Angela, taking the average IQ of the parents is known to be (by research) the best IQ estimate for their children? It seems logical, but I have never been able to find literature stating this fact. Very often, researchers speak about the correlation in IQ (between children and parents), but they do not explain how this correlation is calculated.
It's not quite as simple as that, i.e. a strict average.
I was being a bit flip. It will, however, be somewhere in that range. It's just so obvious that I can't understand the resistance to the idea that it's heritable and that one has to consider the IQ of both parents, especially in light of all the data that's been generated for decades.
There are many components to an IQ score. When you get recombination in the sex cells, there isn't a strict division.
I'm sure people are sick about hearing about my brother and me, but we're really a very good illustration of this. We're sort of mirror opposites of each other. On the SAT scores I got an 800 on the verbal and 720 on the math. He got 800 on the math and 720 on the verbal. Total IQ scores are in the same ballpark, but not exactly the same. He got more of certain skills and I got more of others. I think he is better functioning on the visual/spatial side of the equation because he got those alleles both from my mother's side (her father and a cousin were/are both engineers, the latter working on managing the water problem in Venice), and my father, wonderful at math, and very visually oriented (his dream had been to be an architect). I don't think I got those same alleles from my mother as my brother got. I got the verbal aptitude ones from her instead, with a brother and cousin who were writers and journalists, and from my father as well, along with some of his math skills. My brother's IQ is not only slightly higher than mine, but I think it's probably a bit higher than my father's and mother's as well. It's serendipity depending upon which specific alleles are inherited and how they influence one another.

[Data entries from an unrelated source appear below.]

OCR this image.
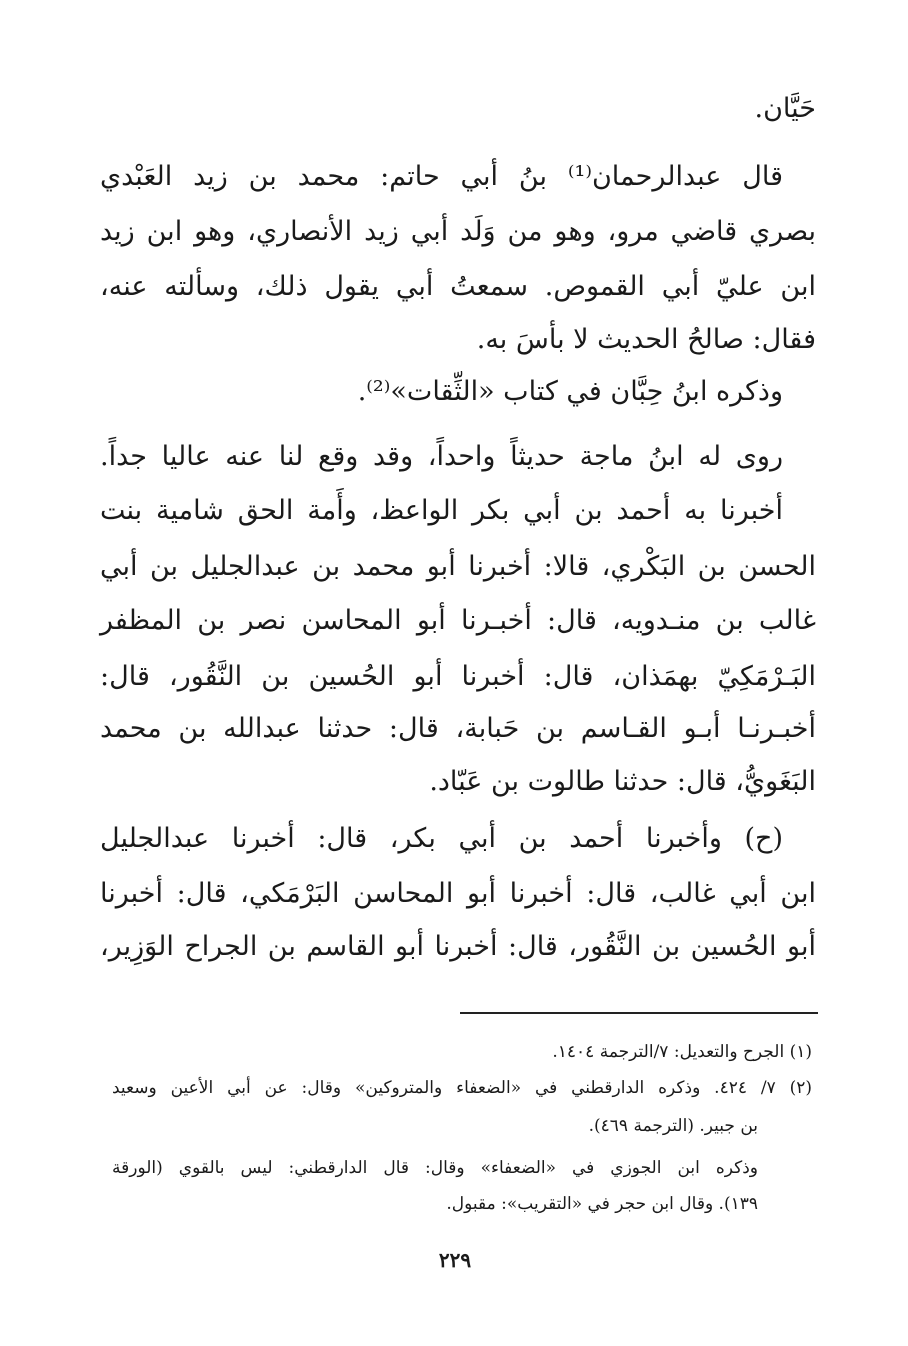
حَيَّان.
قال عبدالرحمان⁽¹⁾ بنُ أبي حاتم: محمد بن زيد العَبْدي
بصري قاضي مرو، وهو من وَلَد أبي زيد الأنصاري، وهو ابن زيد
ابن عليّ أبي القموص. سمعتُ أبي يقول ذلك، وسألته عنه،
فقال: صالحُ الحديث لا بأسَ به.
وذكره ابنُ حِبَّان في كتاب «الثِّقات»⁽²⁾.
روى له ابنُ ماجة حديثاً واحداً، وقد وقع لنا عنه عاليا جداً.
أخبرنا به أحمد بن أبي بكر الواعظ، وأَمة الحق شامية بنت
الحسن بن البَكْري، قالا: أخبرنا أبو محمد بن عبدالجليل بن أبي
غالب بن منـدويه، قال: أخبـرنا أبو المحاسن نصر بن المظفر
البَـرْمَكِيّ بهمَذان، قال: أخبرنا أبو الحُسين بن النَّقُور، قال:
أخبـرنـا أبـو القـاسم بن حَبابة، قال: حدثنا عبدالله بن محمد
البَغَويُّ، قال: حدثنا طالوت بن عَبّاد.
(ح) وأخبرنا أحمد بن أبي بكر، قال: أخبرنا عبدالجليل
ابن أبي غالب، قال: أخبرنا أبو المحاسن البَرْمَكي، قال: أخبرنا
أبو الحُسين بن النَّقُور، قال: أخبرنا أبو القاسم بن الجراح الوَزِير،
(١) الجرح والتعديل: ٧/الترجمة ١٤٠٤.
(٢) ٧/ ٤٢٤. وذكره الدارقطني في «الضعفاء والمتروكين» وقال: عن أبي الأعين وسعيد
بن جبير. (الترجمة ٤٦٩).
وذكره ابن الجوزي في «الضعفاء» وقال: قال الدارقطني: ليس بالقوي (الورقة
١٣٩). وقال ابن حجر في «التقريب»: مقبول.
٢٢٩
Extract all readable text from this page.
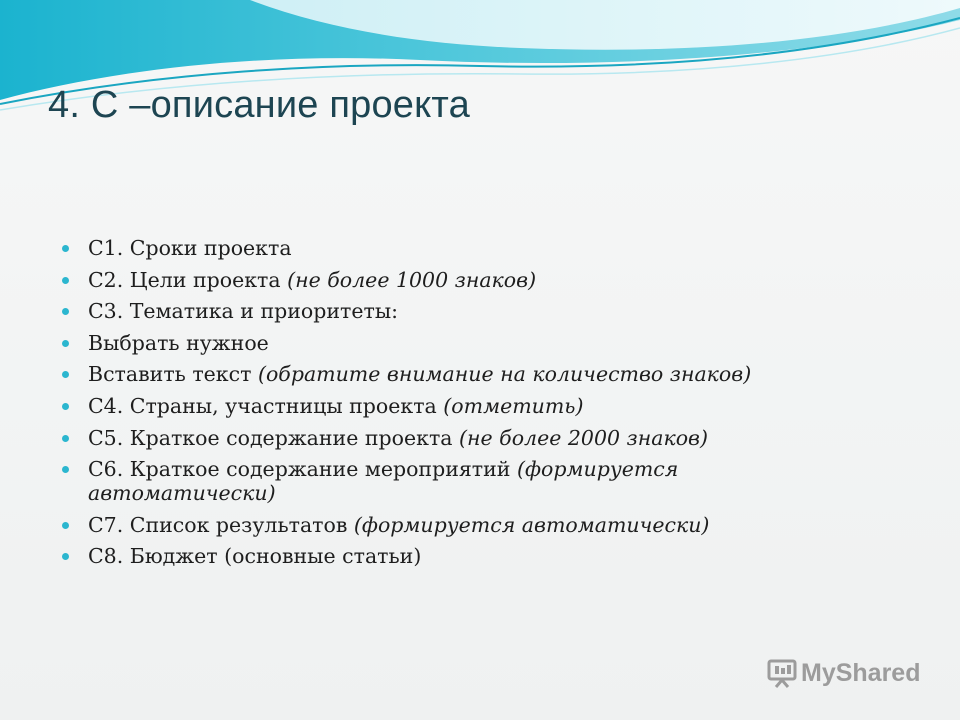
4. С –описание проекта
С1. Сроки проекта
С2. Цели проекта (не более 1000 знаков)
С3. Тематика и приоритеты:
Выбрать нужное
Вставить текст (обратите внимание на количество знаков)
С4. Страны, участницы проекта (отметить)
С5. Краткое содержание проекта (не более 2000 знаков)
С6. Краткое содержание мероприятий (формируется автоматически)
С7. Список результатов (формируется автоматически)
С8. Бюджет (основные статьи)
MyShared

Also, after awhile there's what they call regression toward the mean. For example, the children of two people with a genius level IQ will still have a high IQ, but perhaps not as high as the parents. It applies to things like musical ability too. The Bach family is an example. Generations of talented musicians, before and after him, but only one Johann Sebastian Bach, unfortunately.
You can also have rare cases where parents with high average IQ can produce a prodigy. Again, serendipity. Just the right combination of alleles from both lines, plus, perhaps, some de novo mutations.
Those are the subtleties.
The general takeaway is the same, however. The IQ of both parents is important, and the IQ of the child will more than likely be in the same ballpark as the parents sort of averaged. In most cases there isn't a big disparity in the IQ of the father versus the mother anyway, of course, because in this day and age assortative mating is particularly strong in the area of intellectual functioning. That wasn't always the case. Many marriages in the past, as I'm sure you know, were based on land and property, or an older man on his second or third wife just marrying someone on the basis of looks.
Fwiw, I looked up that sperm bank, and the Wiki article says that the media reports about the qualifications of the women "donees" were incorrect.